In the First Trilogy, beginning with the book "Lord Foul's Bane", we get to slowly learn about a place called "the Land."

Thomas Covenant is a best selling author and newly married with a baby son, when he contracts leprosy. This sends his wife freaking and abandoning him. He is rejected by his community. On a rare trip to town, an old homeless man approaches him and gives him a cryptic message.

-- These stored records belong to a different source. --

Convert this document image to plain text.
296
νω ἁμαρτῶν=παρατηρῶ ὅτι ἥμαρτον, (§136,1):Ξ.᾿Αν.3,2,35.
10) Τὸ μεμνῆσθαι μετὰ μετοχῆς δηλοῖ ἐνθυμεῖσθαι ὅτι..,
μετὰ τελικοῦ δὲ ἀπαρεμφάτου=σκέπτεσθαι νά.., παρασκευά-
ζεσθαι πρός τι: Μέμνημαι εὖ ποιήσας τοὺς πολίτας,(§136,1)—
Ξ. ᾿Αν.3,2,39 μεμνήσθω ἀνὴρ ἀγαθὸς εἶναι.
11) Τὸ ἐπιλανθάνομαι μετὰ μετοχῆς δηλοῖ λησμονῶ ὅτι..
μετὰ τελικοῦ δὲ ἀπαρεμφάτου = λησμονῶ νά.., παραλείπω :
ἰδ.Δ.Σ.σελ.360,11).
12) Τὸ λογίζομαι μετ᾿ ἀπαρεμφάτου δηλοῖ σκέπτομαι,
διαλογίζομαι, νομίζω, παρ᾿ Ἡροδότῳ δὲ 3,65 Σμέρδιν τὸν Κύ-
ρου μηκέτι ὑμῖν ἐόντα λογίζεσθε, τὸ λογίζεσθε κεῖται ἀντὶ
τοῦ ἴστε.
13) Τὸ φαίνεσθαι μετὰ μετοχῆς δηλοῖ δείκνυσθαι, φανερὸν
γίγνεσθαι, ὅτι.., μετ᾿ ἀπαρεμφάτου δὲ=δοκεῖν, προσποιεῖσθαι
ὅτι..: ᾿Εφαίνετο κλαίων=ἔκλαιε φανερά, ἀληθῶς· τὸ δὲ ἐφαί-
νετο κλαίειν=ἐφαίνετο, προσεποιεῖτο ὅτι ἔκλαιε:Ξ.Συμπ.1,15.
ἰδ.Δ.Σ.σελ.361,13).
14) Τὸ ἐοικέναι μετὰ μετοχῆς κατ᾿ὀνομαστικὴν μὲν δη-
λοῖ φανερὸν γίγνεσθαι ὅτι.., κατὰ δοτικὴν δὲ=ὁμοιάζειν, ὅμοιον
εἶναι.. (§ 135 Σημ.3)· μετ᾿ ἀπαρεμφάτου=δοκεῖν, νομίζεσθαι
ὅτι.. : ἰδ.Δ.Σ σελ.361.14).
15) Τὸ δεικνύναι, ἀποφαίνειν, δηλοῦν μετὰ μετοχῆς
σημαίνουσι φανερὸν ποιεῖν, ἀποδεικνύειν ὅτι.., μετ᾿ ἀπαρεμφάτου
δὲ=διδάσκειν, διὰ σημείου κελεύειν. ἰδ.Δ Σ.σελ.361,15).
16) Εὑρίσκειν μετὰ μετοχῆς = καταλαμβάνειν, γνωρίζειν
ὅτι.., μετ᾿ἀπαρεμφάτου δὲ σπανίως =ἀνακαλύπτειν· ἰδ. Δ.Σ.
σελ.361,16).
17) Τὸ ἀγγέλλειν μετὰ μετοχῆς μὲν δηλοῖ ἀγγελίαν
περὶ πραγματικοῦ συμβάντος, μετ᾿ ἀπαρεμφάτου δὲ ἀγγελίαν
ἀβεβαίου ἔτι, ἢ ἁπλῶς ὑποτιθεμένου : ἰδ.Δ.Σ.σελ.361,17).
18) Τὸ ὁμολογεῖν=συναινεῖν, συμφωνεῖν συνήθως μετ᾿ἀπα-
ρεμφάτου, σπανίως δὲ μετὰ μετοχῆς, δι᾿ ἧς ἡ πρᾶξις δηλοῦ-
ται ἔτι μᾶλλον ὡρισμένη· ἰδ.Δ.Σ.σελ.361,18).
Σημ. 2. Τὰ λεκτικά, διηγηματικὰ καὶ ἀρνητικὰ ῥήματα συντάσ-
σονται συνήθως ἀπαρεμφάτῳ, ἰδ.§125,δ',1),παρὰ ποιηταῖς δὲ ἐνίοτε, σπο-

Not long afterward, Covenant is hit by a car, and finds himself transported to a different place, called "the Land." The Land is a place with giants, humans, monsters, ravers, and the evil Lord Foul. Through the first trilogy, as Covenant jumps back and forth to earth and the Land, we find that the old man is the Creator of the land. In creating a new world, the creator found out that his archenemy had placed evil throughout the world, in order to take possession of it for himself. However, while Lord Foul was busy in the Land placing his evil, the Creator enclosed him inside the world by the Arch of Time. Since then, Foul has sought his release by destroying the Arch.

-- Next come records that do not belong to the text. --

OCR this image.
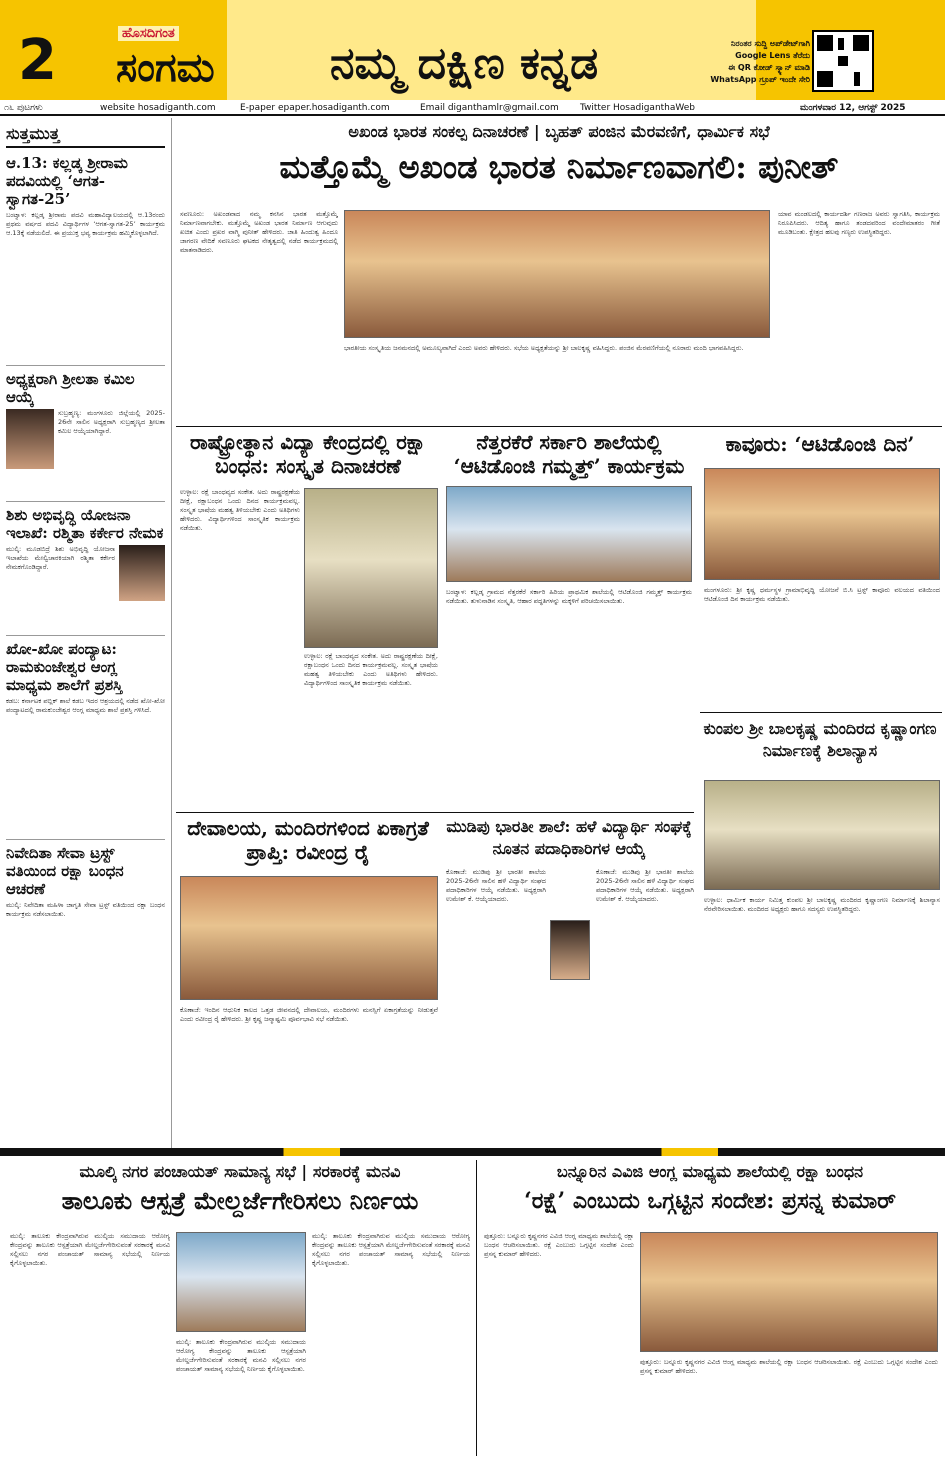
2	ಹೊಸದಿಗಂತ
ಸಂಗಮ	ನಮ್ಮ ದಕ್ಷಿಣ ಕನ್ನಡ	ನಿರಂತರ ಸುದ್ದಿ ಅಪ್‌ಡೇಟ್‌ಗಾಗಿ
Google Lens ತೆರೆದು
ಈ QR ಕೋಡ್ ಸ್ಕ್ಯಾನ್ ಮಾಡಿ
WhatsApp ಗ್ರೂಪ್ ಇಂದೇ ಸೇರಿ
೧೬ ಪುಟಗಳು	website hosadiganth.com	E-paper epaper.hosadiganth.com	Email diganthamlr@gmail.com Twitter HosadiganthaWeb	ಮಂಗಳವಾರ 12, ಆಗಸ್ಟ್ 2025
ಸುತ್ತಮುತ್ತ
ಆ.13: ಕಲ್ಲಡ್ಕ ಶ್ರೀರಾಮ ಪದವಿಯಲ್ಲಿ ‘ಆಗತ-ಸ್ವಾಗತ-25’
ಬಂಟ್ವಾಳ: ಕಲ್ಲಡ್ಕ ಶ್ರೀರಾಮ ಪದವಿ ಮಹಾವಿದ್ಯಾಲಯದಲ್ಲಿ ಆ.13ರಂದು ಪ್ರಥಮ ವರ್ಷದ ಪದವಿ ವಿದ್ಯಾರ್ಥಿಗಳ ‘ಆಗತ-ಸ್ವಾಗತ-25’ ಕಾರ್ಯಕ್ರಮ ಆ.13ಕ್ಕೆ ನಡೆಯಲಿದೆ. ಈ ಪ್ರಯುಕ್ತ ಭವ್ಯ ಕಾರ್ಯಕ್ರಮ ಹಮ್ಮಿಕೊಳ್ಳಲಾಗಿದೆ.
ಅಧ್ಯಕ್ಷರಾಗಿ ಶ್ರೀಲತಾ ಕಮಿಲ ಆಯ್ಕೆ
ಸುಬ್ರಹ್ಮಣ್ಯ: ಮಂಗಳೂರು ಜಿಲ್ಲೆಯಲ್ಲಿ 2025-26ನೇ ಸಾಲಿನ ಅಧ್ಯಕ್ಷರಾಗಿ ಸುಬ್ರಹ್ಮಣ್ಯದ ಶ್ರೀಲತಾ ಕಮಿಲ ಆಯ್ಕೆಯಾಗಿದ್ದಾರೆ.
ಶಿಶು ಅಭಿವೃದ್ಧಿ ಯೋಜನಾ ಇಲಾಖೆ: ರಶ್ಮಿತಾ ಕರ್ಕೇರ ನೇಮಕ
ಮುಲ್ಕಿ: ಮೂಡಬಿದ್ರೆ ಶಿಶು ಅಭಿವೃದ್ಧಿ ಯೋಜನಾ ಇಲಾಖೆಯ ಮೇಲ್ವಿಚಾರಕಿಯಾಗಿ ರಶ್ಮಿತಾ ಕರ್ಕೇರ ನೇಮಕಗೊಂಡಿದ್ದಾರೆ.
ಖೋ-ಖೋ ಪಂದ್ಯಾಟ: ರಾಮಕುಂಜೇಶ್ವರ ಆಂಗ್ಲ ಮಾಧ್ಯಮ ಶಾಲೆಗೆ ಪ್ರಶಸ್ತಿ
ಕಡಬ: ಕರ್ನಾಟಕ ಪಬ್ಲಿಕ್ ಶಾಲೆ ಕಡಬ ಇದರ ಆಶ್ರಯದಲ್ಲಿ ನಡೆದ ಖೋ-ಖೋ ಪಂದ್ಯಾಟದಲ್ಲಿ ರಾಮಕುಂಜೇಶ್ವರ ಆಂಗ್ಲ ಮಾಧ್ಯಮ ಶಾಲೆ ಪ್ರಶಸ್ತಿ ಗಳಿಸಿದೆ.
ನಿವೇದಿತಾ ಸೇವಾ ಟ್ರಸ್ಟ್ ವತಿಯಿಂದ ರಕ್ಷಾ ಬಂಧನ ಆಚರಣೆ
ಮುಲ್ಕಿ: ನಿವೇದಿತಾ ಮಹಿಳಾ ಜಾಗೃತಿ ಸೇವಾ ಟ್ರಸ್ಟ್ ವತಿಯಿಂದ ರಕ್ಷಾ ಬಂಧನ ಕಾರ್ಯಕ್ರಮ ನಡೆಸಲಾಯಿತು.
ಅಖಂಡ ಭಾರತ ಸಂಕಲ್ಪ ದಿನಾಚರಣೆ | ಬೃಹತ್ ಪಂಜಿನ ಮೆರವಣಿಗೆ, ಧಾರ್ಮಿಕ ಸಭೆ
ಮತ್ತೊಮ್ಮೆ ಅಖಂಡ ಭಾರತ ನಿರ್ಮಾಣವಾಗಲಿ: ಪುನೀತ್
ಸವಣೂರು: ಅಖಂಡವಾದ ನಮ್ಮ ಕನಸಿನ ಭಾರತ ಮತ್ತೊಮ್ಮೆ ನಿರ್ಮಾಣವಾಗಬೇಕು. ಮತ್ತೊಮ್ಮೆ ಅಖಂಡ ಭಾರತ ನಿರ್ಮಾಣ ಆಗುವುದು ಖಚಿತ ಎಂದು ಪ್ರಖರ ವಾಗ್ಮಿ ಪುನೀತ್ ಹೇಳಿದರು. ಜಾತಿ ಹಿಂದುತ್ವ ಹಿಂದೂ ಜಾಗರಣ ವೇದಿಕೆ ಸವಣೂರು ಘಟಕದ ನೇತೃತ್ವದಲ್ಲಿ ನಡೆದ ಕಾರ್ಯಕ್ರಮದಲ್ಲಿ ಮಾತನಾಡಿದರು.
ಭಾರತೀಯ ಸಂಸ್ಕೃತಿಯ ಜನಮನದಲ್ಲಿ ಅಮೂಲ್ಯವಾಗಿದೆ ಎಂದು ಅವರು ಹೇಳಿದರು. ಸಭೆಯ ಅಧ್ಯಕ್ಷತೆಯನ್ನು ಶ್ರೀ ಬಾಲಕೃಷ್ಣ ವಹಿಸಿದ್ದರು. ಪಂಜಿನ ಮೆರವಣಿಗೆಯಲ್ಲಿ ನೂರಾರು ಮಂದಿ ಭಾಗವಹಿಸಿದ್ದರು.
ಯಾವ ಮಂಡಲದಲ್ಲಿ ಕಾರ್ಯದರ್ಶಿ ಗಣರಾಜ ಅವರು ಸ್ವಾಗತಿಸಿ, ಕಾರ್ಯಕ್ರಮ ನಿರೂಪಿಸಿದರು. ಆದಿತ್ಯ ಹಾಗೂ ತಂಡದವರಿಂದ ವಂದೇಮಾತರಂ ಗೀತೆ ಮೂಡಿಬಂತು. ಕ್ಷೇತ್ರದ ಹಲವು ಗಣ್ಯರು ಉಪಸ್ಥಿತರಿದ್ದರು.
ರಾಷ್ಟ್ರೋತ್ಥಾನ ವಿದ್ಯಾ ಕೇಂದ್ರದಲ್ಲಿ ರಕ್ಷಾ ಬಂಧನ: ಸಂಸ್ಕೃತ ದಿನಾಚರಣೆ
ಉಳ್ಳಾಲ: ರಕ್ಷೆ ಬಾಂಧವ್ಯದ ಸಂಕೇತ. ಅದು ರಾಷ್ಟ್ರರಕ್ಷಣೆಯ ದೀಕ್ಷೆ, ರಕ್ಷಾಬಂಧನ ಒಂದು ದಿನದ ಕಾರ್ಯಕ್ರಮವಲ್ಲ. ಸಂಸ್ಕೃತ ಭಾಷೆಯ ಮಹತ್ವ ತಿಳಿಯಬೇಕು ಎಂದು ಅತಿಥಿಗಳು ಹೇಳಿದರು. ವಿದ್ಯಾರ್ಥಿಗಳಿಂದ ಸಾಂಸ್ಕೃತಿಕ ಕಾರ್ಯಕ್ರಮ ನಡೆಯಿತು.
ಉಳ್ಳಾಲ: ರಕ್ಷೆ ಬಾಂಧವ್ಯದ ಸಂಕೇತ. ಅದು ರಾಷ್ಟ್ರರಕ್ಷಣೆಯ ದೀಕ್ಷೆ, ರಕ್ಷಾಬಂಧನ ಒಂದು ದಿನದ ಕಾರ್ಯಕ್ರಮವಲ್ಲ. ಸಂಸ್ಕೃತ ಭಾಷೆಯ ಮಹತ್ವ ತಿಳಿಯಬೇಕು ಎಂದು ಅತಿಥಿಗಳು ಹೇಳಿದರು. ವಿದ್ಯಾರ್ಥಿಗಳಿಂದ ಸಾಂಸ್ಕೃತಿಕ ಕಾರ್ಯಕ್ರಮ ನಡೆಯಿತು.
ನೆತ್ತರಕೆರೆ ಸರ್ಕಾರಿ ಶಾಲೆಯಲ್ಲಿ ‘ಆಟಿಡೊಂಜಿ ಗಮ್ಮತ್ತ್’ ಕಾರ್ಯಕ್ರಮ
ಬಂಟ್ವಾಳ: ಕಲ್ಲಡ್ಕ ಗ್ರಾಮದ ನೆತ್ತರಕೆರೆ ಸರ್ಕಾರಿ ಹಿರಿಯ ಪ್ರಾಥಮಿಕ ಶಾಲೆಯಲ್ಲಿ ಆಟಿಡೊಂಜಿ ಗಮ್ಮತ್ತ್ ಕಾರ್ಯಕ್ರಮ ನಡೆಯಿತು. ತುಳುನಾಡಿನ ಸಂಸ್ಕೃತಿ, ಆಹಾರ ಪದ್ಧತಿಗಳನ್ನು ಮಕ್ಕಳಿಗೆ ಪರಿಚಯಿಸಲಾಯಿತು.
ಕಾವೂರು: ‘ಆಟಿಡೊಂಜಿ ದಿನ’
ಮಂಗಳೂರು: ಶ್ರೀ ಕೃಷ್ಣ ಧರ್ಮಸ್ಥಳ ಗ್ರಾಮಾಭಿವೃದ್ಧಿ ಯೋಜನೆ ಬಿ.ಸಿ ಟ್ರಸ್ಟ್ ಕಾವೂರು ವಲಯದ ವತಿಯಿಂದ ಆಟಿಡೊಂಜಿ ದಿನ ಕಾರ್ಯಕ್ರಮ ನಡೆಯಿತು.
ಕುಂಪಲ ಶ್ರೀ ಬಾಲಕೃಷ್ಣ ಮಂದಿರದ ಕೃಷ್ಣಾಂಗಣ ನಿರ್ಮಾಣಕ್ಕೆ ಶಿಲಾನ್ಯಾಸ
ಉಳ್ಳಾಲ: ಧಾರ್ಮಿಕ ಕಾರ್ಯ ನಿಮಿತ್ತ ಕುಂಪಲ ಶ್ರೀ ಬಾಲಕೃಷ್ಣ ಮಂದಿರದ ಕೃಷ್ಣಾಂಗಣ ನಿರ್ಮಾಣಕ್ಕೆ ಶಿಲಾನ್ಯಾಸ ನೆರವೇರಿಸಲಾಯಿತು. ಮಂದಿರದ ಅಧ್ಯಕ್ಷರು ಹಾಗೂ ಸದಸ್ಯರು ಉಪಸ್ಥಿತರಿದ್ದರು.
ದೇವಾಲಯ, ಮಂದಿರಗಳಿಂದ ಏಕಾಗ್ರತೆ ಪ್ರಾಪ್ತಿ: ರವೀಂದ್ರ ರೈ
ಕೊಣಾಜೆ: ಇಂದಿನ ಆಧುನಿಕ ಕಾಲದ ಒತ್ತಡ ಜೀವನದಲ್ಲಿ ದೇವಾಲಯ, ಮಂದಿರಗಳು ಮನಸ್ಸಿಗೆ ಏಕಾಗ್ರತೆಯನ್ನು ನೀಡುತ್ತವೆ ಎಂದು ರವೀಂದ್ರ ರೈ ಹೇಳಿದರು. ಶ್ರೀ ಕೃಷ್ಣ ಜನ್ಮಾಷ್ಟಮಿ ಪೂರ್ವಭಾವಿ ಸಭೆ ನಡೆಯಿತು.
ಮುಡಿಪು ಭಾರತೀ ಶಾಲೆ: ಹಳೆ ವಿದ್ಯಾರ್ಥಿ ಸಂಘಕ್ಕೆ ನೂತನ ಪದಾಧಿಕಾರಿಗಳ ಆಯ್ಕೆ
ಕೊಣಾಜೆ: ಮುಡಿಪು ಶ್ರೀ ಭಾರತೀ ಶಾಲೆಯ 2025-26ನೇ ಸಾಲಿನ ಹಳೆ ವಿದ್ಯಾರ್ಥಿ ಸಂಘದ ಪದಾಧಿಕಾರಿಗಳ ಆಯ್ಕೆ ನಡೆಯಿತು. ಅಧ್ಯಕ್ಷರಾಗಿ ಉಮೇಶ್ ಕೆ. ಆಯ್ಕೆಯಾದರು.
ಕೊಣಾಜೆ: ಮುಡಿಪು ಶ್ರೀ ಭಾರತೀ ಶಾಲೆಯ 2025-26ನೇ ಸಾಲಿನ ಹಳೆ ವಿದ್ಯಾರ್ಥಿ ಸಂಘದ ಪದಾಧಿಕಾರಿಗಳ ಆಯ್ಕೆ ನಡೆಯಿತು. ಅಧ್ಯಕ್ಷರಾಗಿ ಉಮೇಶ್ ಕೆ. ಆಯ್ಕೆಯಾದರು.
ಮೂಲ್ಕಿ ನಗರ ಪಂಚಾಯತ್ ಸಾಮಾನ್ಯ ಸಭೆ | ಸರಕಾರಕ್ಕೆ ಮನವಿ
ತಾಲೂಕು ಆಸ್ಪತ್ರೆ ಮೇಲ್ದರ್ಜೆಗೇರಿಸಲು ನಿರ್ಣಯ
ಮುಲ್ಕಿ: ತಾಲೂಕು ಕೇಂದ್ರವಾಗಿರುವ ಮುಲ್ಕಿಯ ಸಮುದಾಯ ಆರೋಗ್ಯ ಕೇಂದ್ರವನ್ನು ತಾಲೂಕು ಆಸ್ಪತ್ರೆಯಾಗಿ ಮೇಲ್ದರ್ಜೆಗೇರಿಸುವಂತೆ ಸರಕಾರಕ್ಕೆ ಮನವಿ ಸಲ್ಲಿಸಲು ನಗರ ಪಂಚಾಯತ್ ಸಾಮಾನ್ಯ ಸಭೆಯಲ್ಲಿ ನಿರ್ಣಯ ಕೈಗೊಳ್ಳಲಾಯಿತು.
ಮುಲ್ಕಿ: ತಾಲೂಕು ಕೇಂದ್ರವಾಗಿರುವ ಮುಲ್ಕಿಯ ಸಮುದಾಯ ಆರೋಗ್ಯ ಕೇಂದ್ರವನ್ನು ತಾಲೂಕು ಆಸ್ಪತ್ರೆಯಾಗಿ ಮೇಲ್ದರ್ಜೆಗೇರಿಸುವಂತೆ ಸರಕಾರಕ್ಕೆ ಮನವಿ ಸಲ್ಲಿಸಲು ನಗರ ಪಂಚಾಯತ್ ಸಾಮಾನ್ಯ ಸಭೆಯಲ್ಲಿ ನಿರ್ಣಯ ಕೈಗೊಳ್ಳಲಾಯಿತು.
ಮುಲ್ಕಿ: ತಾಲೂಕು ಕೇಂದ್ರವಾಗಿರುವ ಮುಲ್ಕಿಯ ಸಮುದಾಯ ಆರೋಗ್ಯ ಕೇಂದ್ರವನ್ನು ತಾಲೂಕು ಆಸ್ಪತ್ರೆಯಾಗಿ ಮೇಲ್ದರ್ಜೆಗೇರಿಸುವಂತೆ ಸರಕಾರಕ್ಕೆ ಮನವಿ ಸಲ್ಲಿಸಲು ನಗರ ಪಂಚಾಯತ್ ಸಾಮಾನ್ಯ ಸಭೆಯಲ್ಲಿ ನಿರ್ಣಯ ಕೈಗೊಳ್ಳಲಾಯಿತು.
ಬನ್ನೂರಿನ ಎವಿಜಿ ಆಂಗ್ಲ ಮಾಧ್ಯಮ ಶಾಲೆಯಲ್ಲಿ ರಕ್ಷಾ ಬಂಧನ
‘ರಕ್ಷೆ’ ಎಂಬುದು ಒಗ್ಗಟ್ಟಿನ ಸಂದೇಶ: ಪ್ರಸನ್ನ ಕುಮಾರ್
ಪುತ್ತೂರು: ಬನ್ನೂರು ಕೃಷ್ಣನಗರ ಎವಿಜಿ ಆಂಗ್ಲ ಮಾಧ್ಯಮ ಶಾಲೆಯಲ್ಲಿ ರಕ್ಷಾ ಬಂಧನ ಆಚರಿಸಲಾಯಿತು. ರಕ್ಷೆ ಎಂಬುದು ಒಗ್ಗಟ್ಟಿನ ಸಂದೇಶ ಎಂದು ಪ್ರಸನ್ನ ಕುಮಾರ್ ಹೇಳಿದರು.
ಪುತ್ತೂರು: ಬನ್ನೂರು ಕೃಷ್ಣನಗರ ಎವಿಜಿ ಆಂಗ್ಲ ಮಾಧ್ಯಮ ಶಾಲೆಯಲ್ಲಿ ರಕ್ಷಾ ಬಂಧನ ಆಚರಿಸಲಾಯಿತು. ರಕ್ಷೆ ಎಂಬುದು ಒಗ್ಗಟ್ಟಿನ ಸಂದೇಶ ಎಂದು ಪ್ರಸನ್ನ ಕುಮಾರ್ ಹೇಳಿದರು.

Because of his leprosy and need to keep control of what goes on with him so he doesn't lose body parts to injury, he initially chooses to disbelieve what is happening to him. He stands passively by while he sees Foul destroy peoples and friends through his manipulations of everyone, and destructive armies. Eventually, Covenant accepts that the Land is real, and steps in to save it.

Thomas Covenant's wedding ring is of white gold, a clear violation of purity. It possesses wild magic, hard to control, but powerful enough to either stop Lord Foul or destroy the Arch of Time and allowing for Foul's release.

In the first Trilogy, Foul is thwarted by Covenant and friends he has made in the land.

In the Second Trilogy, Covenant returns to the land 10 years after his last encounter. This time, he arrives with a woman, Linden Avery. She becomes the Chosen, as he is the UnBeliever and owner of white magic. Lord Foul now uses a corruption of the Land to slowly destroy it. While before, the Land gave people special percipience and magical power, now it has been corrupted by blood sacrifice, etc. Covenant and Avery travel through the trilogy attempting to create a Staff of Law to control the earth power and return all to its natural ways. Along the way, they must attempt to gain wood from the holy tree that made the original staff. It is on an island, where the worm of the world sleeps. If it is awakened, it will consume all things, breaking the Arch of Time. They do create a new staff. At the end of this trilogy, Covenant hands his white gold ring over to Foul, who then seeks to use it to destroy Covenant. His body destroyed, his spirit returns and Foul's efforts to stop him causes Foul to diminish himself. Covenant has become a part of the Arch of Time, defender of the Land. Linden Avery is returned to earth, where she keeps Thomas' ring as a memory of the love they shared in the Land.

This second Trilogy was written in the 1980s. The last Chronicles of Thomas Covenant began just a few years ago, and will contain 4 books total. Against All Things Ending is the 3d book in the series, with the last book coming out in about 2 years.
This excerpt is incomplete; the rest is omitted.